Al Butler

Finding success in the Miami, FL sports scene

By Ross Tague
CAS Intern
Al Butler

With a passion for sports, Al Butler isn’t afraid to shoot high.

During his time at Miami, the 2011 journalism grad always kept a list of names taped to the wall of the biggest athletes that he thought he would be able to interview. Through hard work and motivation he has crossed off a number of them, but the list continues to grow.

Butler is a sports editor for United Press International in Miami, Florida. He’s responsible for editing and optimizing national and international sports stories that come in for the UPI website. Additionally, he covers South Miami beat for the Miami Herald and does freelance work with what time he has left in the day. Butler produces his own original sports content, including interviews with famous athletes.

“Whenever a team comes to play the Miami Dolphins,” Butler said, “I go to the visiting locker room most of the time, and I interview the polarizing players on the other teams.” He sees an opportunity to get more page views for his articles with the visiting teams, as that will create more of a national story.

Butler has always had his eye on the big picture. As a self-proclaimed “writing addict” he devotes his time to his work and typically produces eight to 10 articles a day, seven days a week. His dedication to sports journalism has gotten him hundreds of thousands of pageviews on his articles.

Such a passion for sports goes back a long way for Butler. He grew up in Cincinnati going to Reds games with his family, loving the atmosphere of the stadium. He attributed his initial love for sports to going to the games.

“I loved that personal connection with all the players,” Butler said. “I got into college and I knew I wanted to be around sports.”

When Butler got to Miami University, he soon became involved in the Miami Student. He was unafraid to go after what he wanted, and he quickly established himself as a seasoned sports writer. On multiple occasions, Butler had every article in the sports section of the paper.

“I was notorious for writing way too many articles,” Butler said. “I loved getting the experience and getting the bylines.”

Butler says he couldn’t have gotten to where he is without taking advantage of the experience of the journalism department faculty.

Joe Sampson, one of Butler’s favorite teachers, shared his memories of having him in class. “I had Al in several classes including a public radio reporting capstone,” Sampson said. “In these classes as well as his work at area internships and student media, Al distinguished himself as a hard-working, determined and thoughtful writer and reporter. I don't recall a student who produced more bylines for various publications. Al took advantage of every opportunity in and out of the classroom.”

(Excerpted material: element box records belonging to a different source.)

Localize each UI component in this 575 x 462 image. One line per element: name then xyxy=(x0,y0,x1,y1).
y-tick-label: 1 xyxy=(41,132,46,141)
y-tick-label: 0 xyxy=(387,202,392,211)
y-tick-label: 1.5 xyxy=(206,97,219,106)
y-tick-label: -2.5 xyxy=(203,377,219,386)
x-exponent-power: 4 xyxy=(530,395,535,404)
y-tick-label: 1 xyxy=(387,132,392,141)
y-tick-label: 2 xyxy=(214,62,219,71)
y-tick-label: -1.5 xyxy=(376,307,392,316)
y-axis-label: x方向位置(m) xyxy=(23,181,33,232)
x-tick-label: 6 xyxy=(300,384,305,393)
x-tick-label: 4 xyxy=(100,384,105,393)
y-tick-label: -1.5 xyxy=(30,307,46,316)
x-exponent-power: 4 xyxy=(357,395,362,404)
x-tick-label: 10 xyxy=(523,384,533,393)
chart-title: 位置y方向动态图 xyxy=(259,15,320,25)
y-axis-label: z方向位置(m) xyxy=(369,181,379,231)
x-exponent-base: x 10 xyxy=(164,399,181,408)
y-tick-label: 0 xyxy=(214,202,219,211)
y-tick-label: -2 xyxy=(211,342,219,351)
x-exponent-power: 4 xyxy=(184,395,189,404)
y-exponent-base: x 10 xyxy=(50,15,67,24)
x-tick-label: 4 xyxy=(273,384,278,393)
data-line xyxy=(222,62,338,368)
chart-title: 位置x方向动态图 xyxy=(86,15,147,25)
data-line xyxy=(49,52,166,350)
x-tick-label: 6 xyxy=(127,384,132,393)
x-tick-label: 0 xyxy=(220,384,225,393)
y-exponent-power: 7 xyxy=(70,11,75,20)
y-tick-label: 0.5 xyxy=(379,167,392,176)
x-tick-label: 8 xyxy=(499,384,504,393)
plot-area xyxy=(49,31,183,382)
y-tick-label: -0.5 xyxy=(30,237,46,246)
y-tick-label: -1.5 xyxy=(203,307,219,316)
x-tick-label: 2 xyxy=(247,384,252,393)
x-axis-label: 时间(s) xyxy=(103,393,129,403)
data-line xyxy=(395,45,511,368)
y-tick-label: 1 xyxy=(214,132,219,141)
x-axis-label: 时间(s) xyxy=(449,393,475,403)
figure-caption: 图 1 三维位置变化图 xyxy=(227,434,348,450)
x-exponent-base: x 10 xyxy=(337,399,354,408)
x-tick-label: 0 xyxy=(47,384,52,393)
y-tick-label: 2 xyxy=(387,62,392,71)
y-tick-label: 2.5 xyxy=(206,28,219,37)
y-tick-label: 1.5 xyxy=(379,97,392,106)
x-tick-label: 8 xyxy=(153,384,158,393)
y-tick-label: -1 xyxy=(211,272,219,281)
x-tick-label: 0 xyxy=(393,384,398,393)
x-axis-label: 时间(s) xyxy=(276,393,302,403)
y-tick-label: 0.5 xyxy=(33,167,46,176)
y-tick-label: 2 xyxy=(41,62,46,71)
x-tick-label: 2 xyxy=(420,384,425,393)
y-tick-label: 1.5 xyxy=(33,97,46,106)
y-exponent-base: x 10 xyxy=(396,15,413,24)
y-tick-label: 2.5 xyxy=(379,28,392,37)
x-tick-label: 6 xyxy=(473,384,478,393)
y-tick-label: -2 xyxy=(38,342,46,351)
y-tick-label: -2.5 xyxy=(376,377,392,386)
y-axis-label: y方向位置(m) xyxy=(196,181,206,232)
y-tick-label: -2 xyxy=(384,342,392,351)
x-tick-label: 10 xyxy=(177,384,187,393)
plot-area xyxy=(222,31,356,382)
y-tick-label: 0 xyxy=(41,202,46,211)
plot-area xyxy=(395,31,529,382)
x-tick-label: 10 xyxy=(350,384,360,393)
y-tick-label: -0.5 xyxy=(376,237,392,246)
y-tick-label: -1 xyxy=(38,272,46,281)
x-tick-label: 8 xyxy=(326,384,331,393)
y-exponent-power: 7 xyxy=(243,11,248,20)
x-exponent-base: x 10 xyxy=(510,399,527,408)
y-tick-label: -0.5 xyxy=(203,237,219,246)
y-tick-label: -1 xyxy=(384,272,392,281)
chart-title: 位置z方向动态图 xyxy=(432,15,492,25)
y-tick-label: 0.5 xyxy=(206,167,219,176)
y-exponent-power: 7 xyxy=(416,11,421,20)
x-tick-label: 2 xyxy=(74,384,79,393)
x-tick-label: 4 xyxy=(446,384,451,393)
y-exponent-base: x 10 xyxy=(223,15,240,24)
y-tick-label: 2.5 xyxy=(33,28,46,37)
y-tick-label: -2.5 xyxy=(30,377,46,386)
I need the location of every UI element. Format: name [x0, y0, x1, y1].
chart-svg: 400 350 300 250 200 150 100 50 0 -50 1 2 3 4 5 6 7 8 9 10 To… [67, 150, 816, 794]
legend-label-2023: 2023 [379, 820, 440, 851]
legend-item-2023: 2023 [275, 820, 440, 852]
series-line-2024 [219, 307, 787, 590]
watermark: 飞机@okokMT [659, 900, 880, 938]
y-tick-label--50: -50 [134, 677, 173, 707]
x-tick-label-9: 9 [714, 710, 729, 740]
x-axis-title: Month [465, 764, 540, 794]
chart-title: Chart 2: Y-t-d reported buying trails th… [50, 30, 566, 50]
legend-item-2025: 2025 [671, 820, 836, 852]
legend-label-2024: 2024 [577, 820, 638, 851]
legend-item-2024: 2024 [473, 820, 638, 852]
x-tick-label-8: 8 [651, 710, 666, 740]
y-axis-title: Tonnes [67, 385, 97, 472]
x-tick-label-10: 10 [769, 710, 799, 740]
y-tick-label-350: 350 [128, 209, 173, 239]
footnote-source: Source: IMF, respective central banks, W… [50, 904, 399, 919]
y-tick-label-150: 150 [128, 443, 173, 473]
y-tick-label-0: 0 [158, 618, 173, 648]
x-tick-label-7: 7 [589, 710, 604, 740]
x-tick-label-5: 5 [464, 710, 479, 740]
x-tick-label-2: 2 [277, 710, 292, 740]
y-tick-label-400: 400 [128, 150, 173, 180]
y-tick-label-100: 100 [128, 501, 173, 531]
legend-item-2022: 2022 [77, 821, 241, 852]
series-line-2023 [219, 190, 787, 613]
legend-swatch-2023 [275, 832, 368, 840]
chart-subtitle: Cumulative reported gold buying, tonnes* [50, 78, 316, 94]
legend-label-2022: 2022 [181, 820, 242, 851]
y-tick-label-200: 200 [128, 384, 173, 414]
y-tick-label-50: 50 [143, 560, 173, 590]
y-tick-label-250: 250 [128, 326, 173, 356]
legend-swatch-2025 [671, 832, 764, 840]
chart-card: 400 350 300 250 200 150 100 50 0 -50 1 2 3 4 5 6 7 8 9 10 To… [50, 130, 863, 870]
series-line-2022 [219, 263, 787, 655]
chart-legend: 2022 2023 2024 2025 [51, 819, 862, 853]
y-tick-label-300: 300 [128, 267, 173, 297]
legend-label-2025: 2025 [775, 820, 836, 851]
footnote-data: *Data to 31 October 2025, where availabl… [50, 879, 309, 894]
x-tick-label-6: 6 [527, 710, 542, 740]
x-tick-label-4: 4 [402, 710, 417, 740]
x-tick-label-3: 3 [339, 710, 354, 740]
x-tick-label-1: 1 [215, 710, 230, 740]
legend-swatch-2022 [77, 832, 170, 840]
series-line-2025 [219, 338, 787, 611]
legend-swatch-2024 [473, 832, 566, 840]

During his time in college, Butler was able to attain multiple internships which led him to exciting opportunities. He recalled an assignment he received his senior year in which he had to write a feature article on a Miami athlete. Having been so involved in Miami sports already, Butler “wasn’t interested in the actual parameters of the assignment.” He took it upon himself to utilize his contacts from his internship at the Dayton Daily News to acquire locker room passes to a Bengals game. Butler was able to interview Chad Johnson, then wide receiver for the Bengals. In doing so, Butler was able to cross a name off of the list of athletes on his wall.

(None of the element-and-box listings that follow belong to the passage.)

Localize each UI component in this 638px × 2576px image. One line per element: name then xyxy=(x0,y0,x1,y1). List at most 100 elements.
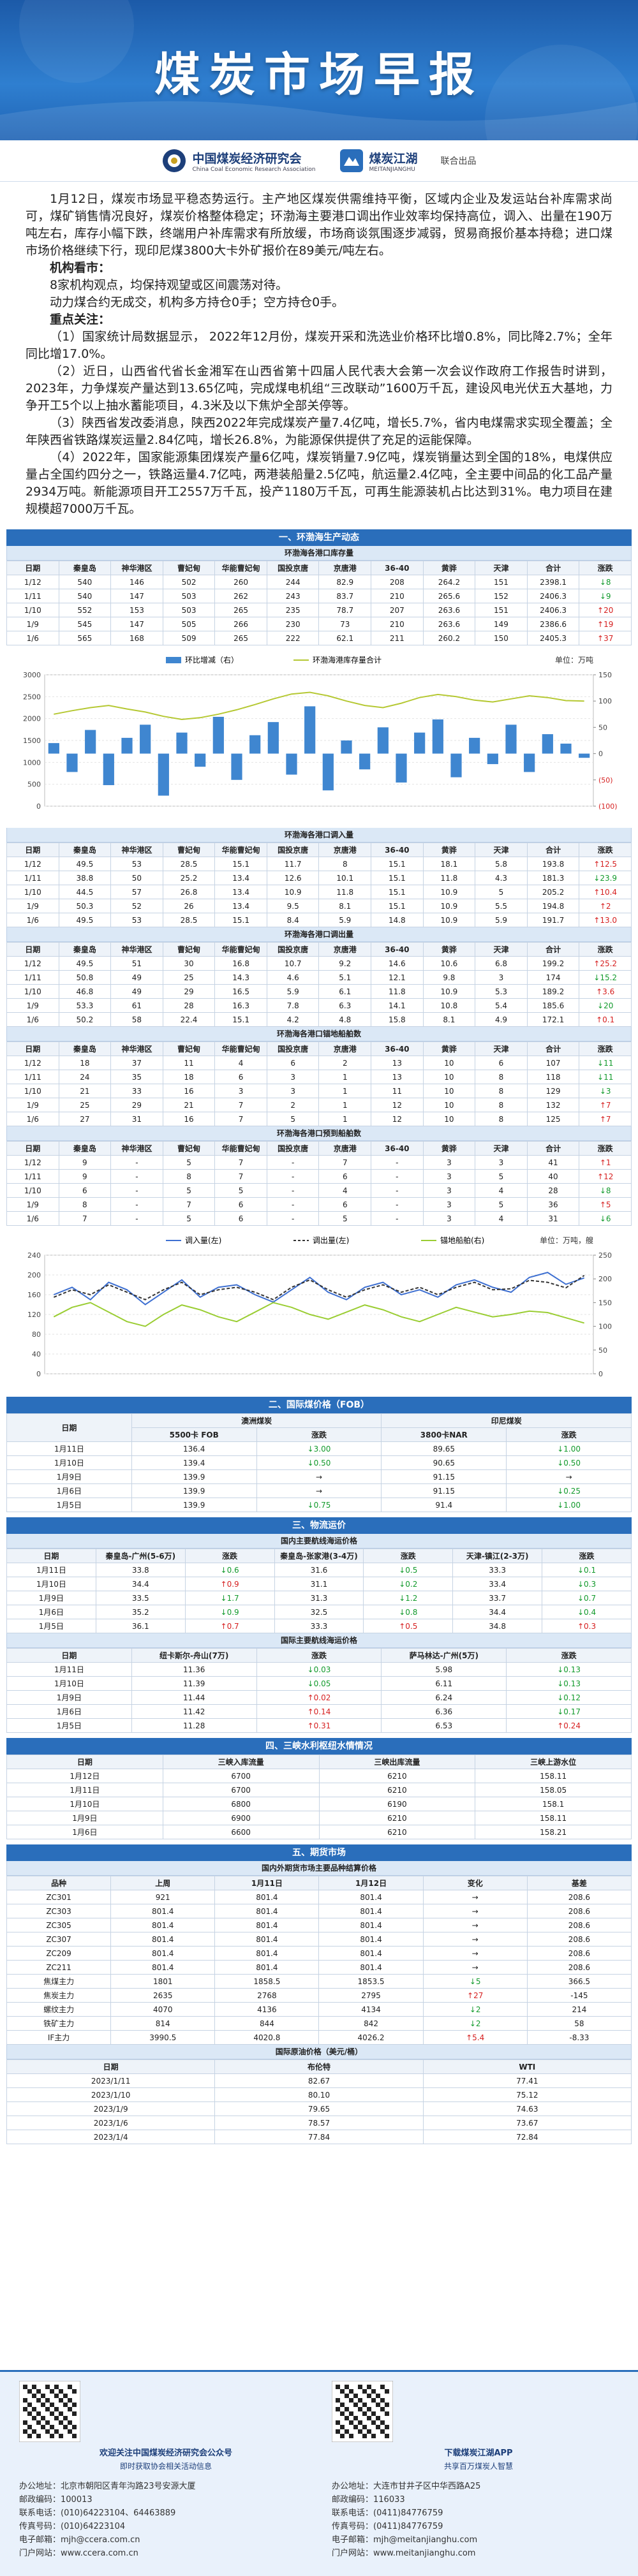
qr-dot xyxy=(349,2398,353,2403)
table-cell: 73 xyxy=(318,617,372,631)
column-header: 涨跌 xyxy=(363,1549,454,1563)
table-cell: ↑10.4 xyxy=(579,885,632,899)
table-cell: 6210 xyxy=(318,1783,476,1797)
column-header: 上周 xyxy=(110,1876,216,1890)
table-row: 1/9 8-7 6-6-3 5 36 ↑5 xyxy=(6,1197,632,1212)
table-cell: ↓0.6 xyxy=(184,1563,275,1577)
qr-dot xyxy=(45,2420,50,2425)
table-cell: 6800 xyxy=(162,1797,320,1811)
table-cell: 12.1 xyxy=(371,970,424,985)
table-cell: 146 xyxy=(110,575,163,589)
column-header: 黄骅 xyxy=(422,843,476,857)
table-cell: 31 xyxy=(110,1112,163,1126)
table-cell: ↑7 xyxy=(579,1112,632,1126)
table-row: 1月11日 33.8 ↓0.6 31.6 ↓0.5 33.3 ↓0.1 xyxy=(6,1563,632,1577)
table-cell: 8 xyxy=(475,1070,528,1084)
table-cell: 6.24 xyxy=(381,1690,507,1705)
table-cell: 8 xyxy=(318,857,372,871)
table-row: 1/6 49.5 53 28.5 15.1 8.4 5.9 14.8 10.9 5.9 191.7 ↑… xyxy=(6,913,632,927)
table-cell: 211 xyxy=(371,631,424,645)
table-cell: 5.8 xyxy=(475,857,528,871)
column-header: 华能曹妃甸 xyxy=(214,942,267,957)
table-cell: 801.4 xyxy=(318,1932,424,1947)
column-header: 神华港区 xyxy=(110,942,163,957)
table-cell: ZC301 xyxy=(6,1890,112,1904)
qr-dot xyxy=(59,2411,63,2416)
table-cell: 5 xyxy=(475,1197,528,1212)
table-cell: 15.1 xyxy=(214,913,267,927)
table-cell: 11.7 xyxy=(266,857,320,871)
column-header: 日期 xyxy=(6,1413,132,1442)
table-cell: 6190 xyxy=(318,1797,476,1811)
column-header: 秦皇岛 xyxy=(58,561,112,575)
table-row: 1/10 21 33 16 3 3 1 11 10 8 129 ↓3 xyxy=(6,1084,632,1098)
column-header: 秦皇岛-张家港(3-4万) xyxy=(274,1549,364,1563)
bar xyxy=(579,753,590,758)
table-cell: 75.12 xyxy=(422,2087,632,2102)
qr-dot xyxy=(36,2420,41,2425)
table-cell: IF主力 xyxy=(6,2030,112,2045)
table-cell: 35.2 xyxy=(95,1605,186,1619)
qr-dot xyxy=(32,2416,36,2420)
table-cell: 28 xyxy=(526,1183,580,1198)
qr-dot xyxy=(27,2389,32,2394)
qr-dot xyxy=(358,2398,362,2403)
table-cell: 243 xyxy=(266,589,320,603)
qr-dot xyxy=(45,2398,50,2403)
section-title: 三、物流运价 xyxy=(6,1517,632,1534)
table-cell: ↑12 xyxy=(579,1169,632,1184)
qr-dot xyxy=(376,2403,380,2407)
column-header: 京唐港 xyxy=(318,1141,372,1156)
table-cell: 265.6 xyxy=(422,589,476,603)
qr-dot xyxy=(41,2425,45,2429)
table-cell: 58 xyxy=(526,2016,632,2031)
table-cell: 1月10日 xyxy=(6,1676,132,1691)
qr-dot xyxy=(367,2407,371,2411)
y2-tick-label: 250 xyxy=(598,1251,612,1260)
bar xyxy=(469,737,480,754)
table-row: 1/10 552 153 503 265 235 78.7 207 263.6 151 2406.3… xyxy=(6,603,632,617)
table-cell: 53 xyxy=(110,913,163,927)
table-cell: ↓11 xyxy=(579,1056,632,1070)
table-cell: 10 xyxy=(422,1070,476,1084)
column-header: 涨跌 xyxy=(506,1427,632,1442)
table-block: 日期 澳洲煤炭 印尼煤炭 5500卡 FOB 涨跌 3800卡NAR 涨跌 1月11日 136.… xyxy=(6,1413,632,1512)
outlook-item: 动力煤合约无成交，机构多方持仓0手；空方持仓0手。 xyxy=(50,295,345,309)
qr-dot xyxy=(358,2407,362,2411)
table-cell: 15.1 xyxy=(371,871,424,885)
qr-dot xyxy=(54,2385,59,2389)
table-cell: 82.67 xyxy=(214,2073,424,2088)
footer-caption: 欢迎关注中国煤炭经济研究会公众号 xyxy=(99,2448,232,2458)
table-cell: 1/10 xyxy=(6,885,59,899)
contact-line: 门户网站：www.ccera.com.cn xyxy=(19,2549,138,2558)
qr-dot xyxy=(72,2425,77,2429)
qr-dot xyxy=(340,2389,345,2394)
y-tick-label: 240 xyxy=(27,1251,41,1260)
org-name: 煤炭江湖 xyxy=(369,151,418,166)
table-cell: 77.84 xyxy=(214,2130,424,2144)
column-header: 天津 xyxy=(475,843,528,857)
column-header: 天津 xyxy=(475,1041,528,1056)
table-cell: ZC305 xyxy=(6,1918,112,1932)
table-cell: 5.9 xyxy=(266,984,320,999)
column-header: 基差 xyxy=(526,1876,632,1890)
table-cell: ↓0.13 xyxy=(506,1676,632,1691)
qr-code xyxy=(19,2380,81,2443)
table-cell: 11.8 xyxy=(422,871,476,885)
table-cell: 1月5日 xyxy=(6,1718,132,1733)
bar xyxy=(359,753,371,770)
table-cell: 235 xyxy=(266,603,320,617)
table-row: 1月6日 6600 6210 158.21 xyxy=(6,1825,632,1839)
table-row: 1月9日 139.9 → 91.15 → xyxy=(6,1469,632,1484)
qr-dot xyxy=(336,2429,340,2434)
qr-dot xyxy=(367,2416,371,2420)
table-cell: 801.4 xyxy=(110,1904,216,1918)
table-cell: 208.6 xyxy=(526,1960,632,1975)
table-cell: 208.6 xyxy=(526,1918,632,1932)
table-cell: 28 xyxy=(162,998,216,1013)
table-cell: 5 xyxy=(475,885,528,899)
table-cell: 33.5 xyxy=(95,1591,186,1605)
table-cell: 8.1 xyxy=(422,1012,476,1027)
table-cell: 1月10日 xyxy=(6,1577,96,1591)
table-cell: 158.1 xyxy=(475,1797,632,1811)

Since that interview, Butler has gone on to interview numerous other impressive athletes. His most recent favorite interview was an exclusive with golfer Jack Nicklaus. Butler also ranks an interview with retired running back Arian Foster towards the top of his list.

It took a lot of time and dedication to get to where Butler is today. As he achieves more success, he sets his sights higher and higher. He described how the scale of what he is doing continuously changes and gets bigger.

Butler shared a final word of advice for aspiring journalists. “Get your hands dirty and write as much as possible. Interview as many people as possible, and talk to as many types of personalities as possible. Just don’t be stagnant. Go out there and go after what you want.”